Once all your jars are filled, gently lower them back into the pot of warm water.
You may need some empty jars as place holder to help keep all the jars upright during the sealing process. Just fill the empties with some water so they don’t tip over. A canning rack fixes this issue, but I don’t own one.
Make sure there is enough water in the pot to submerge the jars, or at lest go up to the lids.
Bring this all to a rapid boil.
Boil for 10 minutes.
You may hear them sealing during the boil. This is magical 🙂
Let sit in the pot for 5 minutes.
Carefully remove jars from pot and set in a safe place where they will not be disturbed. (I mean by eager jam eaters who can’t wait to try your delicious jam).

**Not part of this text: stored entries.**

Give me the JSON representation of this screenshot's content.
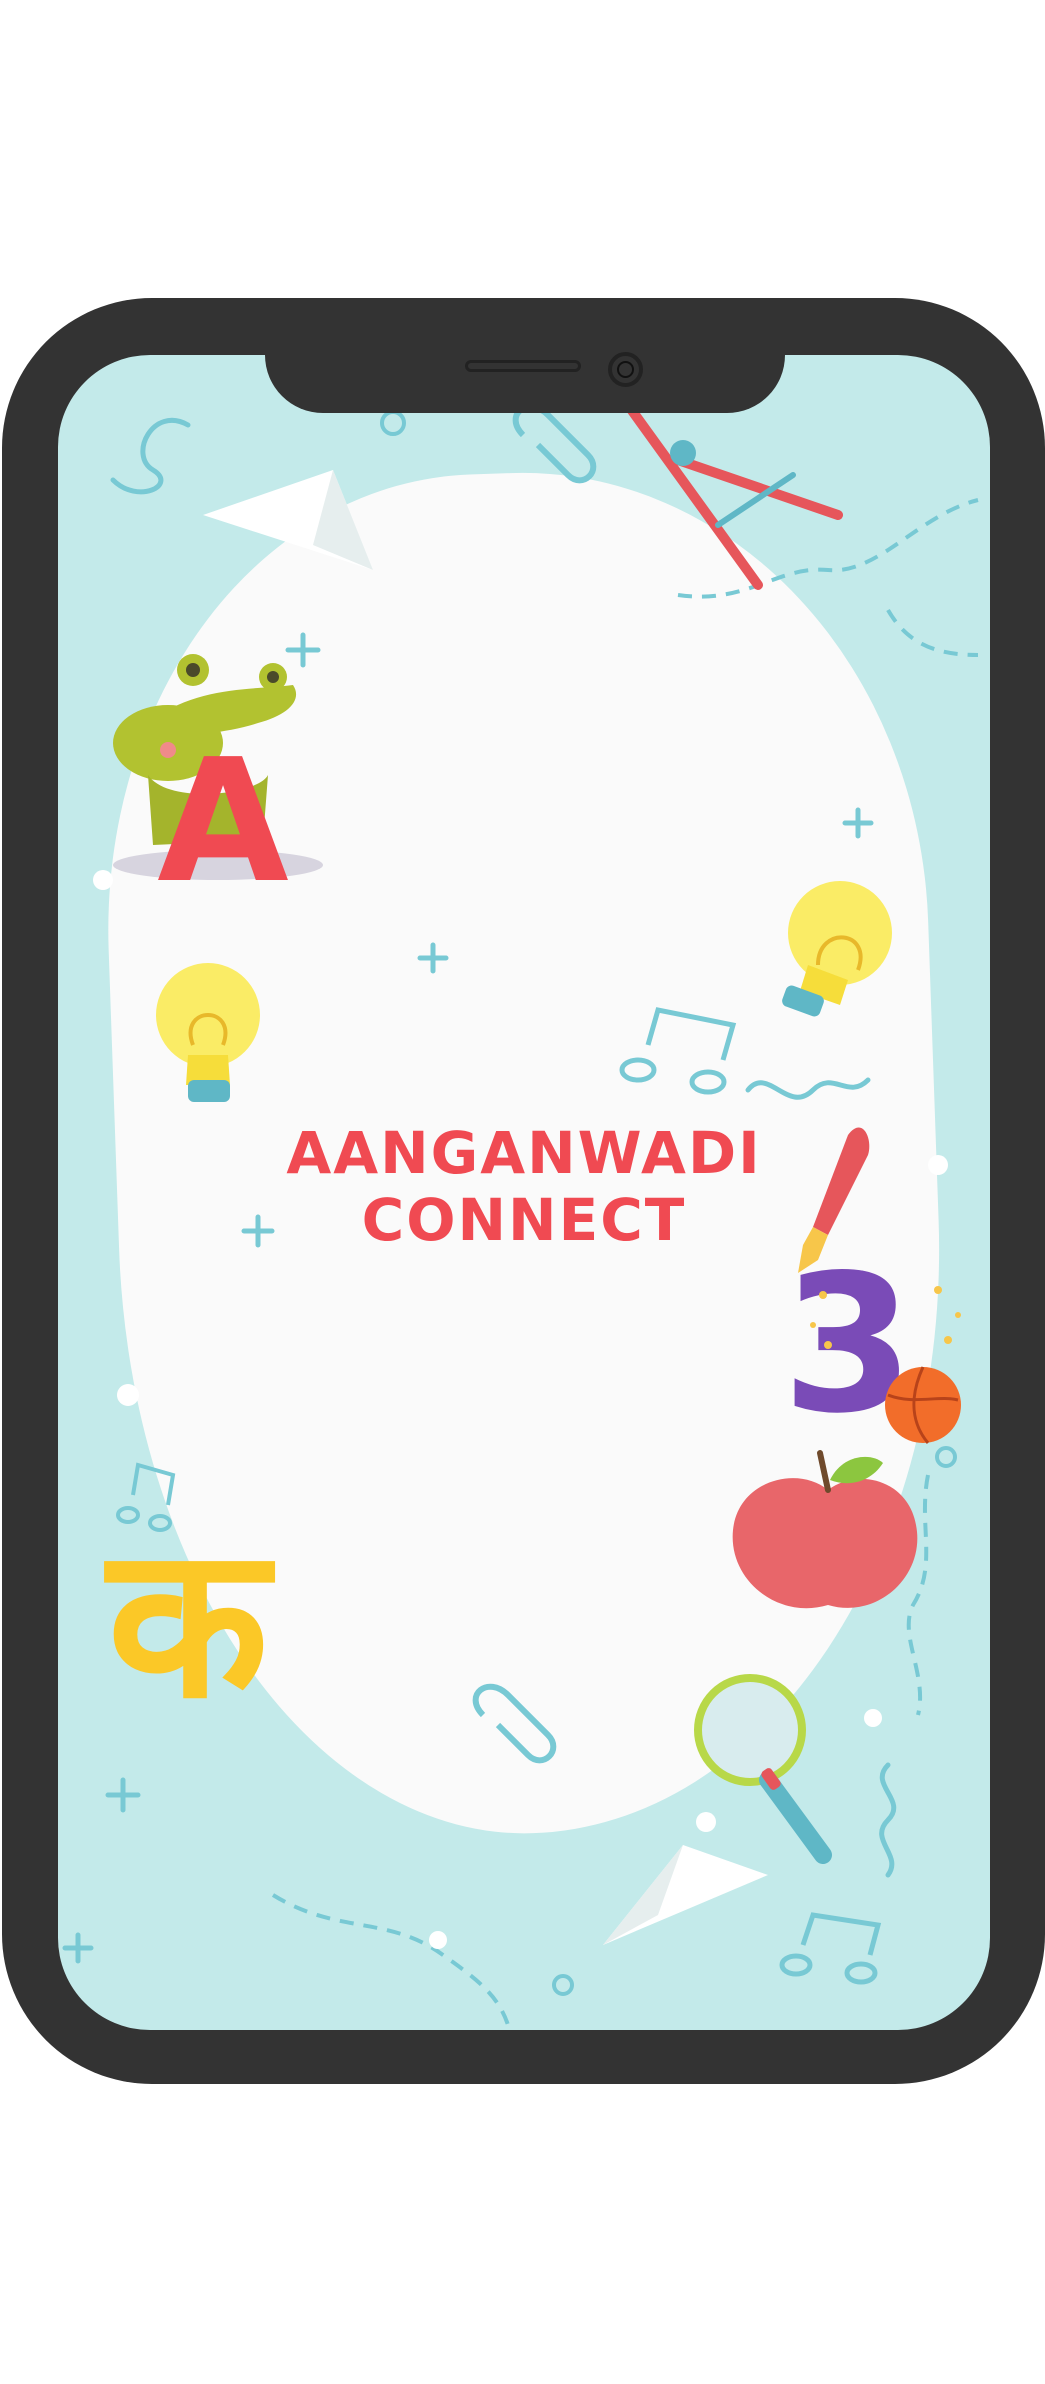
{
  "splash": {
    "title_line1": "AANGANWADI",
    "title_line2": "CONNECT",
    "hindi_letter": "क",
    "letter_a": "A",
    "number_three": "3"
  },
  "colors": {
    "title": "#f04a52",
    "screen_background": "#c3eaea",
    "phone_frame": "#333333",
    "blob": "#fafafa",
    "hindi_letter": "#fbc827",
    "letter_a": "#f04a52",
    "number_three": "#7a4bb7"
  },
  "icons": [
    "crocodile-icon",
    "paper-plane-icon",
    "compass-icon",
    "paperclip-icon",
    "lightbulb-icon",
    "music-note-icon",
    "paintbrush-icon",
    "basketball-icon",
    "apple-icon",
    "magnifying-glass-icon"
  ]
}
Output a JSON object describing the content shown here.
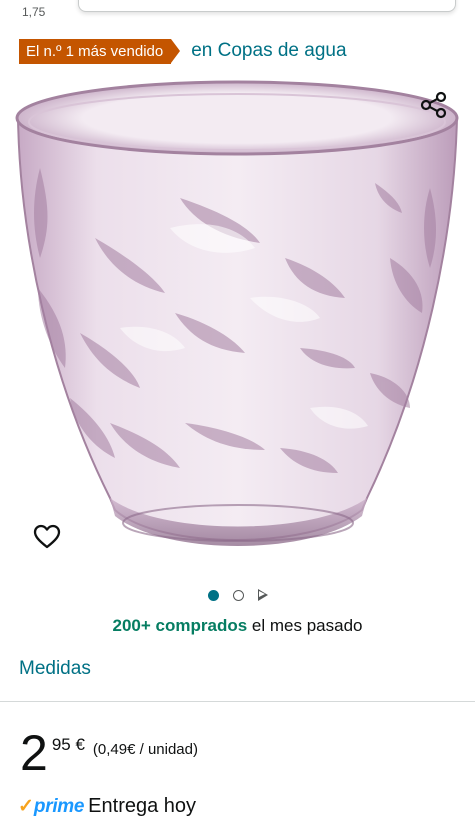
{
  "top": {
    "stub_text": "1,75",
    "search_bar": ""
  },
  "badge": {
    "label": "El n.º 1 más vendido",
    "category": "en Copas de agua",
    "color": "#c45500"
  },
  "product": {
    "image_alt": "",
    "share_icon": "share-icon",
    "wishlist_icon": "heart-icon",
    "glass_tint": "#d9c6d8"
  },
  "carousel": {
    "active_index": 0,
    "items": [
      "image",
      "image",
      "video"
    ]
  },
  "purchases": {
    "count": "200+ comprados",
    "rest": "el mes pasado"
  },
  "size": {
    "label": "Medidas"
  },
  "price": {
    "whole": "2",
    "cents": "95 €",
    "unit": "(0,49€ / unidad)"
  },
  "delivery": {
    "prime_check": "✓",
    "prime_label": "prime",
    "text": "Entrega hoy"
  },
  "colors": {
    "link": "#007185",
    "accent_green": "#067d62",
    "prime_blue": "#1a98ff",
    "prime_orange": "#f7a31c"
  }
}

Leave the jars alone for 24 hours and by then they should all be sealed. Check the seal. The center should be down. Gently wipe off lids if you have any water spots. Make sure outer rim is tight. Jam can be stored on the shelf for up to 1 year. Once opened, jam must go in the fridge and used with a 4-6 weeks. The fridge life will vary depending on sugar, sweetness of batch, acidity of lemon juice used so if it smells funny or you see fuzzy stuff forming – don’t eat it! This is where small jars are beneficial in less waste of that precious jam. We don’t seem to have that issue in our house since jam sandwiches are my youngest daughter’s favorite and she eats one just about every day for lunch. Kind of reminds me of the bears from the darling movie Paddington.

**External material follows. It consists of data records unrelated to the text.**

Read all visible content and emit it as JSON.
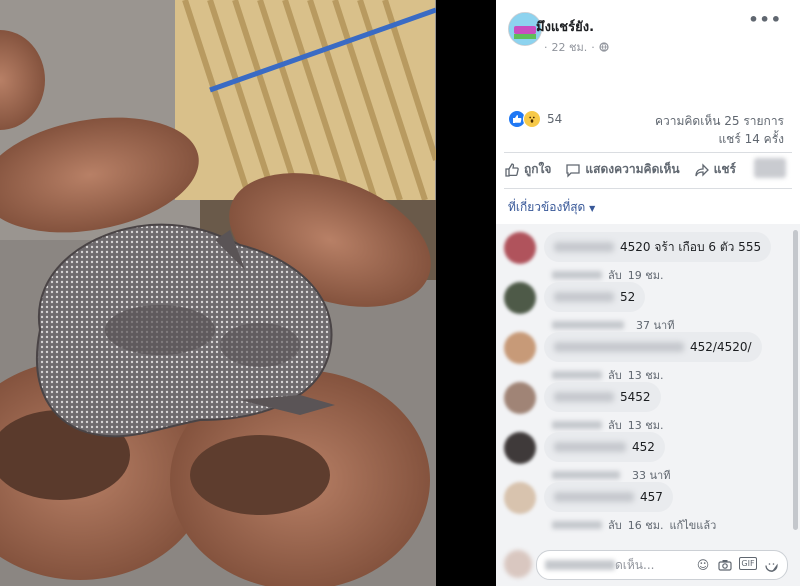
{
  "photo": {
    "alt_icon": "frog-photo"
  },
  "post": {
    "page_name": "มึงแชร์ยัง.",
    "time": "22 ชม.",
    "more_label": "•••",
    "reaction_count": "54",
    "comments_stat": "ความคิดเห็น 25 รายการ",
    "shares_stat": "แชร์ 14 ครั้ง"
  },
  "actions": {
    "like": "ถูกใจ",
    "comment": "แสดงความคิดเห็น",
    "share": "แชร์"
  },
  "filter": {
    "label": "ที่เกี่ยวข้องที่สุด"
  },
  "comments": [
    {
      "text": "4520 จร้า เกือบ 6 ตัว 555",
      "reply_prefix": "ลับ",
      "time": "19 ชม.",
      "edited": ""
    },
    {
      "text": "52",
      "reply_prefix": "",
      "time": "37 นาที",
      "edited": ""
    },
    {
      "text": "452/4520/",
      "reply_prefix": "ลับ",
      "time": "13 ชม.",
      "edited": ""
    },
    {
      "text": "5452",
      "reply_prefix": "ลับ",
      "time": "13 ชม.",
      "edited": ""
    },
    {
      "text": "452",
      "reply_prefix": "",
      "time": "33 นาที",
      "edited": ""
    },
    {
      "text": "457",
      "reply_prefix": "ลับ",
      "time": "16 ชม.",
      "edited": "แก้ไขแล้ว"
    }
  ],
  "reply": {
    "placeholder": "ดเห็น..."
  }
}
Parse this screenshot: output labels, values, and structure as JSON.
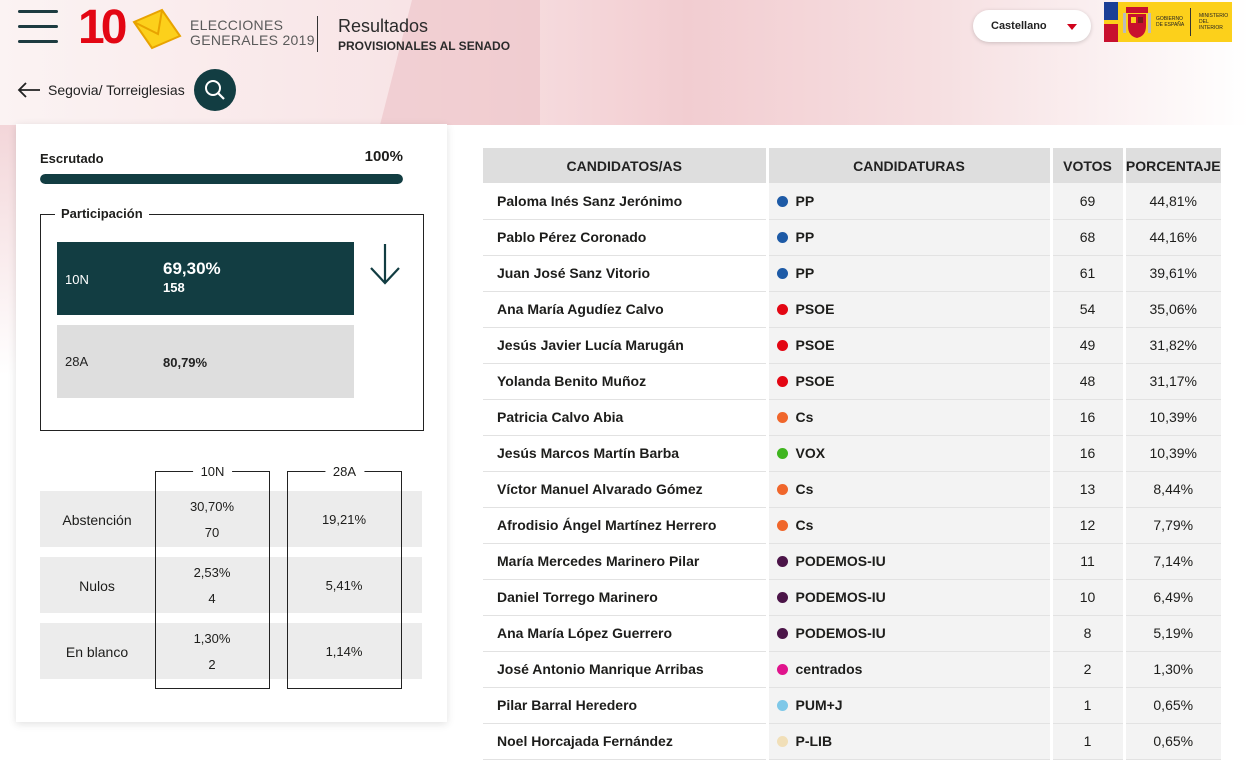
{
  "header": {
    "logo_number": "10",
    "logo_line1": "ELECCIONES",
    "logo_line2": "GENERALES 2019",
    "title": "Resultados",
    "subtitle": "PROVISIONALES AL SENADO",
    "language": "Castellano",
    "gov_text_left": "GOBIERNO DE ESPAÑA",
    "gov_text_right": "MINISTERIO DEL INTERIOR"
  },
  "breadcrumb": {
    "path": "Segovia/ Torreiglesias"
  },
  "escrutado": {
    "label": "Escrutado",
    "value": "100%",
    "progress": 1.0
  },
  "participacion": {
    "legend": "Participación",
    "current": {
      "label": "10N",
      "value": "69,30%",
      "count": "158"
    },
    "previous": {
      "label": "28A",
      "value": "80,79%"
    }
  },
  "stats": {
    "col1": "10N",
    "col2": "28A",
    "rows": [
      {
        "label": "Abstención",
        "v10n": "30,70%",
        "c10n": "70",
        "v28a": "19,21%"
      },
      {
        "label": "Nulos",
        "v10n": "2,53%",
        "c10n": "4",
        "v28a": "5,41%"
      },
      {
        "label": "En blanco",
        "v10n": "1,30%",
        "c10n": "2",
        "v28a": "1,14%"
      }
    ]
  },
  "results": {
    "headers": [
      "CANDIDATOS/AS",
      "CANDIDATURAS",
      "VOTOS",
      "PORCENTAJE"
    ],
    "rows": [
      {
        "candidate": "Paloma Inés Sanz Jerónimo",
        "party": "PP",
        "color": "#1d5aa6",
        "votes": "69",
        "pct": "44,81%"
      },
      {
        "candidate": "Pablo Pérez Coronado",
        "party": "PP",
        "color": "#1d5aa6",
        "votes": "68",
        "pct": "44,16%"
      },
      {
        "candidate": "Juan José Sanz Vitorio",
        "party": "PP",
        "color": "#1d5aa6",
        "votes": "61",
        "pct": "39,61%"
      },
      {
        "candidate": "Ana María Agudíez Calvo",
        "party": "PSOE",
        "color": "#e30613",
        "votes": "54",
        "pct": "35,06%"
      },
      {
        "candidate": "Jesús Javier Lucía Marugán",
        "party": "PSOE",
        "color": "#e30613",
        "votes": "49",
        "pct": "31,82%"
      },
      {
        "candidate": "Yolanda Benito Muñoz",
        "party": "PSOE",
        "color": "#e30613",
        "votes": "48",
        "pct": "31,17%"
      },
      {
        "candidate": "Patricia Calvo Abia",
        "party": "Cs",
        "color": "#f0662b",
        "votes": "16",
        "pct": "10,39%"
      },
      {
        "candidate": "Jesús Marcos Martín Barba",
        "party": "VOX",
        "color": "#3fb51f",
        "votes": "16",
        "pct": "10,39%"
      },
      {
        "candidate": "Víctor Manuel Alvarado Gómez",
        "party": "Cs",
        "color": "#f0662b",
        "votes": "13",
        "pct": "8,44%"
      },
      {
        "candidate": "Afrodisio Ángel Martínez Herrero",
        "party": "Cs",
        "color": "#f0662b",
        "votes": "12",
        "pct": "7,79%"
      },
      {
        "candidate": "María Mercedes Marinero Pilar",
        "party": "PODEMOS-IU",
        "color": "#4b1448",
        "votes": "11",
        "pct": "7,14%"
      },
      {
        "candidate": "Daniel Torrego Marinero",
        "party": "PODEMOS-IU",
        "color": "#4b1448",
        "votes": "10",
        "pct": "6,49%"
      },
      {
        "candidate": "Ana María López Guerrero",
        "party": "PODEMOS-IU",
        "color": "#4b1448",
        "votes": "8",
        "pct": "5,19%"
      },
      {
        "candidate": "José Antonio Manrique Arribas",
        "party": "centrados",
        "color": "#e0138c",
        "votes": "2",
        "pct": "1,30%"
      },
      {
        "candidate": "Pilar Barral Heredero",
        "party": "PUM+J",
        "color": "#7ec8e8",
        "votes": "1",
        "pct": "0,65%"
      },
      {
        "candidate": "Noel Horcajada Fernández",
        "party": "P-LIB",
        "color": "#f1dfb8",
        "votes": "1",
        "pct": "0,65%"
      }
    ]
  }
}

5 C mashed or mostly mashed fresh blueberries
5 C sugar
One 1.75 oz package of Sure – Jell powdered fruit pectin.
Juice of 1 lemon (Zest optional)
Have all jars and canning supplies clean and ready.
Keep jars in a large pot of very warm simmering water.
Rinse berries and remove any stems, leaves etc.
Mash Berries by hand or use food processor.
Spoon 5 C mashed berries into large, heavy pot.
Add in Sure-Jell and stir until dissolved.
Bring this to a vigorous boil.
Add in 5 C sugar all at once. Stir and return to a rolling boil and boil for 1-2 minutes.
Turn off heat.
Carefully remove 2 jars from warm water and fill with jam using funnel. Leave 1/4 space at the top of each jar.
Wipe off rim of jar with clean dry towel and place dry center disk and outer ring. Screw on outer ring just until tight.
Return jars to pot with warm water and add more water if needed until all jars are barely covered with water. Use empty jars as placeholders to prevent jars tipping if needed.
Bring this to a rapid boil. Boil for 10 minutes.
They may begin to seal. You will hear them pop.
Leave jars in the pot for another 5 minutes.
Carefully remove the jars from the pot and place in a safe place where they will not be disturbed for 24 hours. They will continue to seal and pop. Leave them alone.
After 24 hours, check the seals. All the jars should be sealed. Check center disks. They should be down. Make sure outer rings are tight and secure. If for some reason, one isn’t sealed (maybe it wasn’t filled quite enough, or rim was moist when center disk was placed), then the jar must go in the fridge and be gobbled up within a month.
All sealed jars are good on the shelf for a year. Once opened, jars must be refrigerated and used within 4-6 weeks.